In the early days of November, Harry Smith was accompanying a Constable Hayes and two other men on a search of the Howitt Plains, about twenty miles away from Wonnangatta Station, and somewhat near where John Bamford’s horse had been found back in February. Coming across a hut, the men noticed a boot sticking out of a pile of logs stacked on the property. Upon moving the logs, it was discovered that the boot was worn on the foot of the corpse of a long-dead John Bamford.

A post-mortem was duly performed, at which it was determined that John had been killed with a single bullet to the head. And now that the only suspect in Jim Barclay’s slaying had also turned up dead, police were quite at a loss to explain exactly what had befallen these two men in the remote Australian valley.
Many different theories were considered, including one where John Bamford actually had killed Jim Barclay, but then was later killed himself by Barclay’s friends in revenge. Alternately, some speculated that both men had been murdered by thieves, though the fact that nothing of particular value was taken from Wonnangatta Station tended to cast doubt on this particular hypothesis.
Also throwing theorizers for a loop was the niggling detail of the strychnine found in the kitchen at the ranch. Since neither Jim nor John appeared to have been poisoned, the presence of the strychnine in the pepper pot remained a frustrating anomaly.
Some suspicion was even cast upon Harry Smith, the friend and neighbor who had initially alerted police to the men’s disappearance and who was present when both bodies were discovered. Few took this allegation seriously, however, as Harry apparently had no motive, and he was never charged, though some felt that he knew more about the crime than he let on.
Some time afterward, James Barclay Jr., son of one of the murdered men, went to work for Harry Smith in Eaglevale, and remained employed there for many years. Harry Smith passed away in 1945, and if he knew anything about who killed the two men at Wonnangatta Station, he evidently took the knowledge with him to his grave.
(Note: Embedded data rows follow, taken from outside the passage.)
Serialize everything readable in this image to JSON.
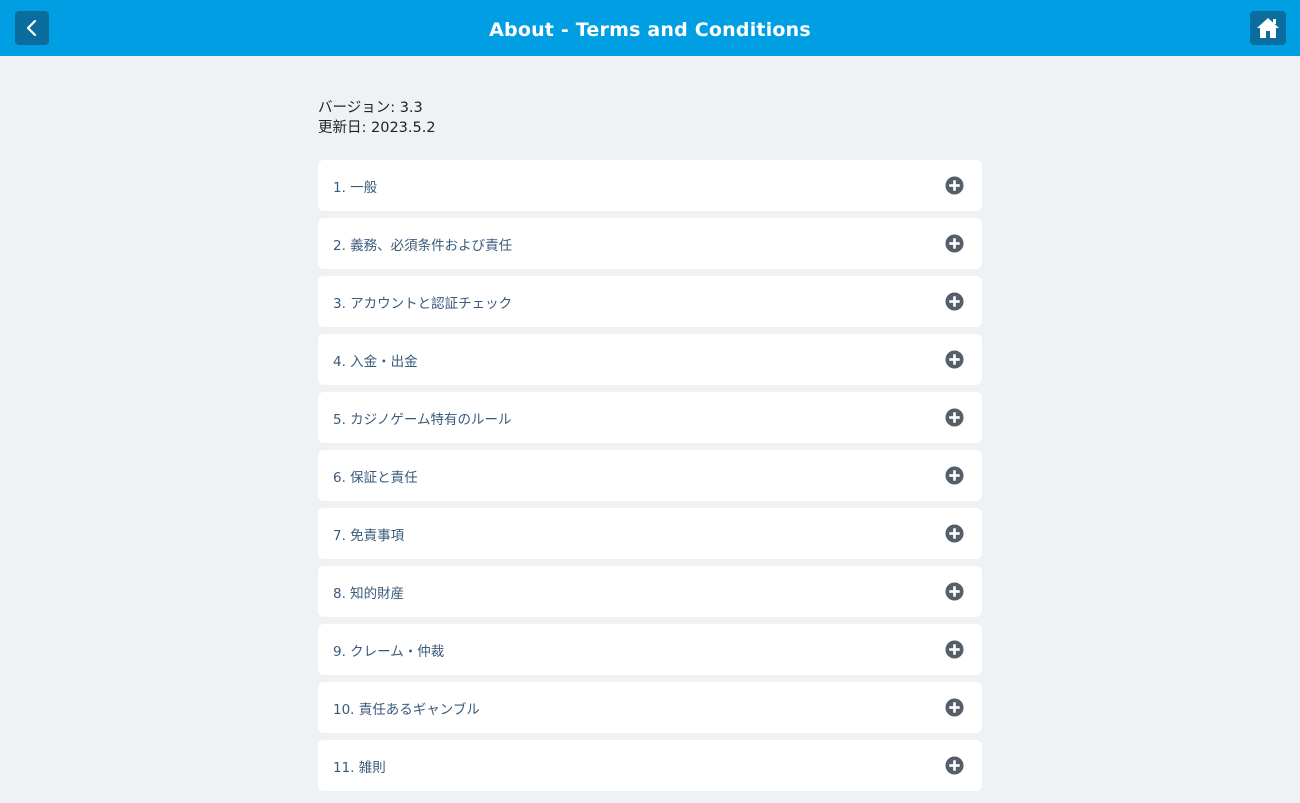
{
  "header": {
    "title": "About - Terms and Conditions",
    "back_icon": "chevron-left-icon",
    "home_icon": "home-icon"
  },
  "meta": {
    "version": "バージョン: 3.3",
    "updated": "更新日: 2023.5.2"
  },
  "sections": [
    {
      "label": "1. 一般"
    },
    {
      "label": "2. 義務、必須条件および責任"
    },
    {
      "label": "3. アカウントと認証チェック"
    },
    {
      "label": "4. 入金・出金"
    },
    {
      "label": "5. カジノゲーム特有のルール"
    },
    {
      "label": "6. 保証と責任"
    },
    {
      "label": "7. 免責事項"
    },
    {
      "label": "8. 知的財産"
    },
    {
      "label": "9. クレーム・仲裁"
    },
    {
      "label": "10. 責任あるギャンブル"
    },
    {
      "label": "11. 雑則"
    }
  ],
  "colors": {
    "header_bg": "#009fe3",
    "nav_button_bg": "#0b6c9e",
    "page_bg": "#eef2f5",
    "section_text": "#3a5a7a",
    "expand_icon": "#555f69"
  }
}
However, in the 1970s, James Barclay Jr. was interviewed for a book about the ranch’s history, and though he seemed rather ambivalent about the enigma surrounding the death of his father, stating that everyone involved with the crime was dead and therefore beyond justice, he intriguingly referred to “both the murderers” in a rather offhand way. This comment was never expanded upon, and it remains a mystery whether James Jr. was aware of the identity of the killer or killers.
The case is still unresolved, more than a century later.